16. The method of claim 10, wherein the reacting further comprises exothermically reacting with water comprised within said formation and reducing the viscosity of said oil.

17. The method of claim 15, wherein reacting further comprises forming of metal hydroxides which further react with organic acids comprising in the heavy oil, and forming in situ surfactants, wherein said surfactant lower oil/water interfacial tension.

18. The method of claim 15, wherein reacting further comprises the forming of hydrogen gas in situ of the well, increasing reservoir energy, and reducing viscosity of the heavy oil in situ of the well.

19. The method of claim 15, wherein reacting upgrades oil quality by inducing hydrogenation reactions.

20. The method of claim 9, wherein said adding is by injection, or under pressure, and wherein said adding may occur after an injection of water, or before an injection of water into said well or formation.

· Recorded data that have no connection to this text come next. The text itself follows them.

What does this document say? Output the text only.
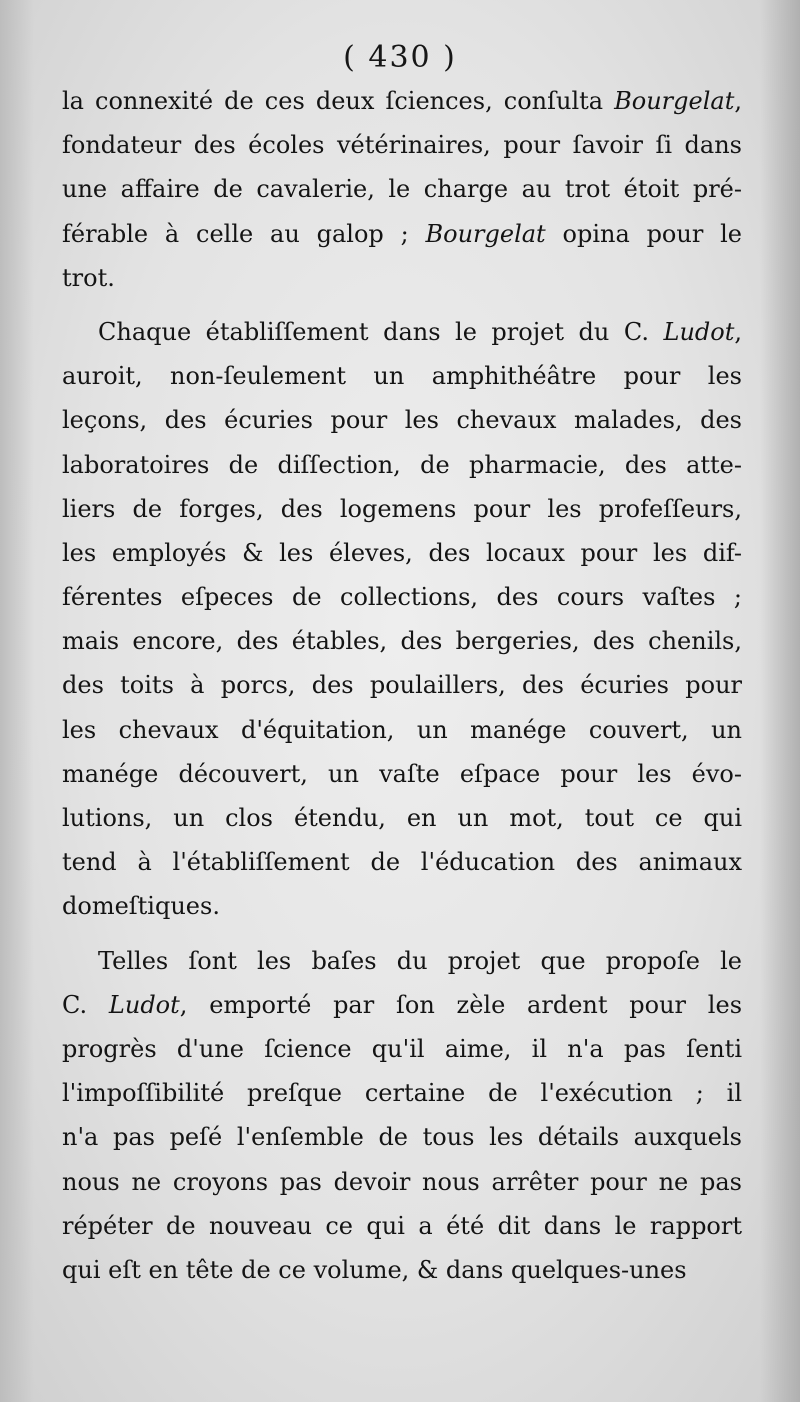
( 430 )
la connexité de ces deux ſciences, conſulta Bourgelat,
fondateur des écoles vétérinaires, pour ſavoir ſi dans
une affaire de cavalerie, le charge au trot étoit pré-
férable à celle au galop ; Bourgelat opina pour le
trot.
Chaque établiſſement dans le projet du C. Ludot,
auroit, non-ſeulement un amphithéâtre pour les
leçons, des écuries pour les chevaux malades, des
laboratoires de diſſection, de pharmacie, des atte-
liers de forges, des logemens pour les profeſſeurs,
les employés & les éleves, des locaux pour les dif-
férentes eſpeces de collections, des cours vaſtes ;
mais encore, des étables, des bergeries, des chenils,
des toits à porcs, des poulaillers, des écuries pour
les chevaux d'équitation, un manége couvert, un
manége découvert, un vaſte eſpace pour les évo-
lutions, un clos étendu, en un mot, tout ce qui
tend à l'établiſſement de l'éducation des animaux
domeſtiques.
Telles ſont les baſes du projet que propoſe le
C. Ludot, emporté par ſon zèle ardent pour les
progrès d'une ſcience qu'il aime, il n'a pas ſenti
l'impoſſibilité preſque certaine de l'exécution ; il
n'a pas peſé l'enſemble de tous les détails auxquels
nous ne croyons pas devoir nous arrêter pour ne pas
répéter de nouveau ce qui a été dit dans le rapport
qui eſt en tête de ce volume, & dans quelques-unes
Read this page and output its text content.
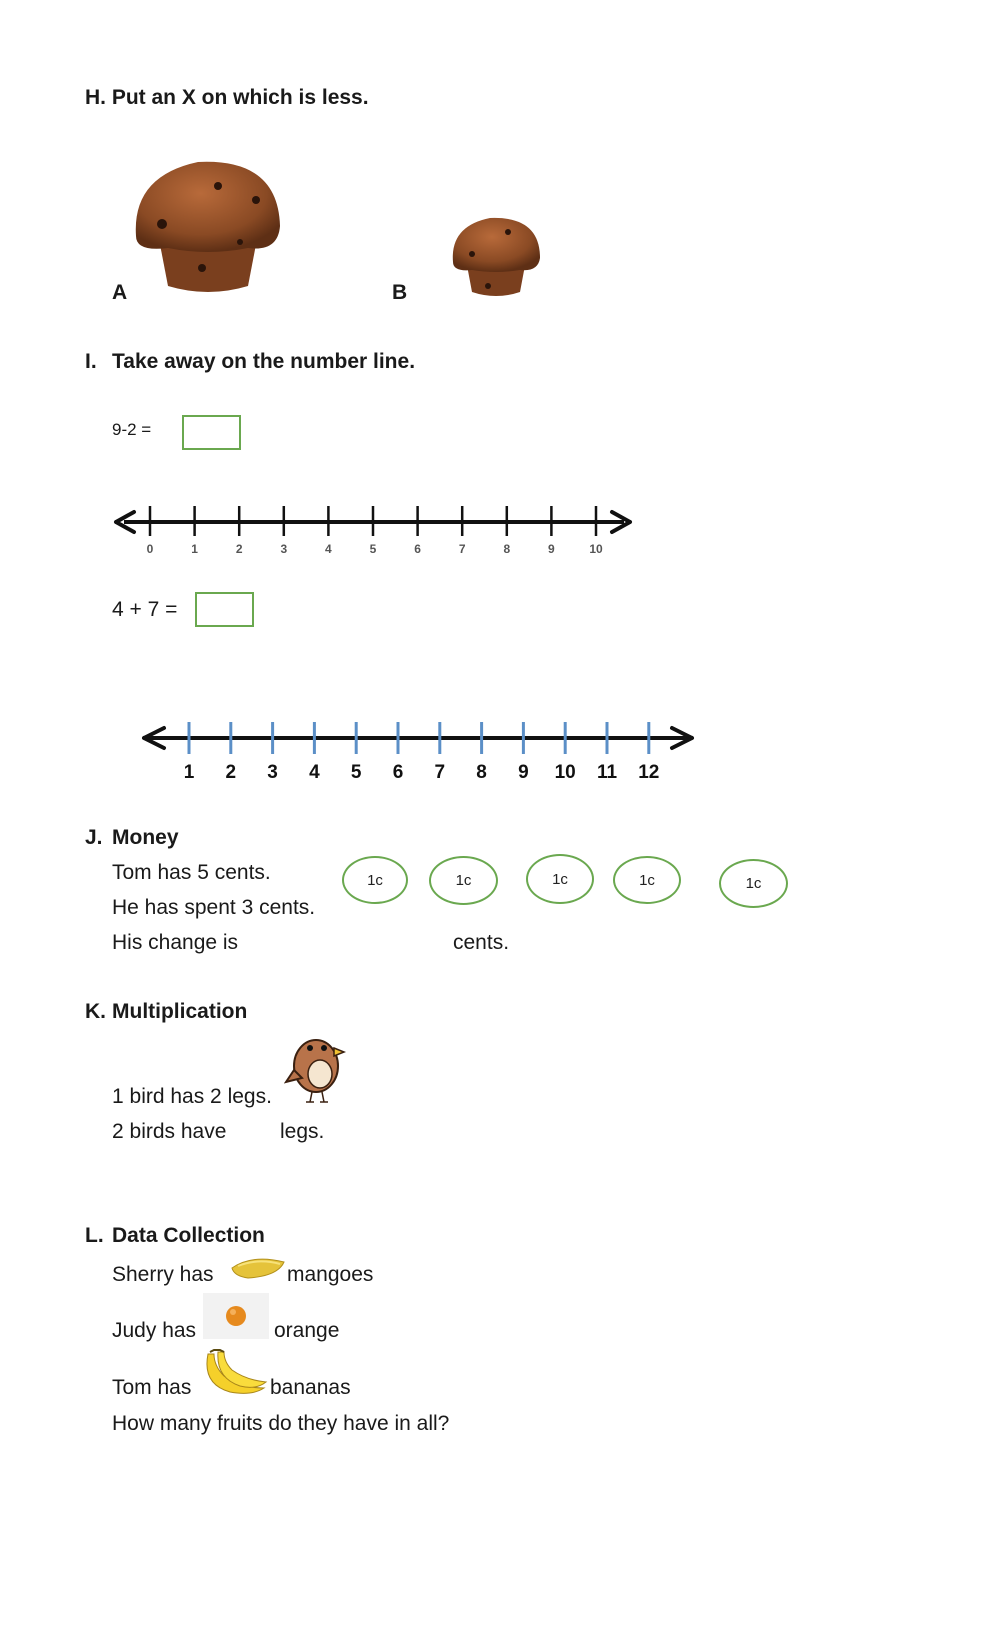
H. Put an X on which is less.
A	B
I. Take away on the number line.
9-2 =
0	1	2	3	4	5	6	7	8	9	10
4 + 7 =
1 2 3 4 5 6 7 8 9 10 11 12
J. Money
Tom has 5 cents.
He has spent 3 cents.
His change is	cents.
1c	1c	1c	1c	1c
K. Multiplication
1 bird has 2 legs.
2 birds have	legs.
L. Data Collection
Sherry has	mangoes
Judy has	orange
Tom has	bananas
How many fruits do they have in all?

21. The method of claim 10, wherein said adding is by injection, or under pressure, and wherein said adding may occur after an injection of water, or before an injection of water into said well or formation.

22. The method of claim 1, wherein said body is one of: a pipe, an underground formation, a hydrocarbon comprising formation.

23. The method of making a sodium nanofluid, the method comprising:

a first mixing of a sodium metal; and silicone oil, wherein said first mixing is for a first time (T1) at a first speed (S1), followed by a second mixing of said metal and oil for a second time (T2) at a second speed (S2), wherein said first and said second mixing is by a mechanical shear force; and wherein said S1<S2, and T1<T2, wherein said first and second mixing form a sodium nanofluid, and wherein said sodium nanofluid is cooled at five minute intervals during said first mixing and said second mixing.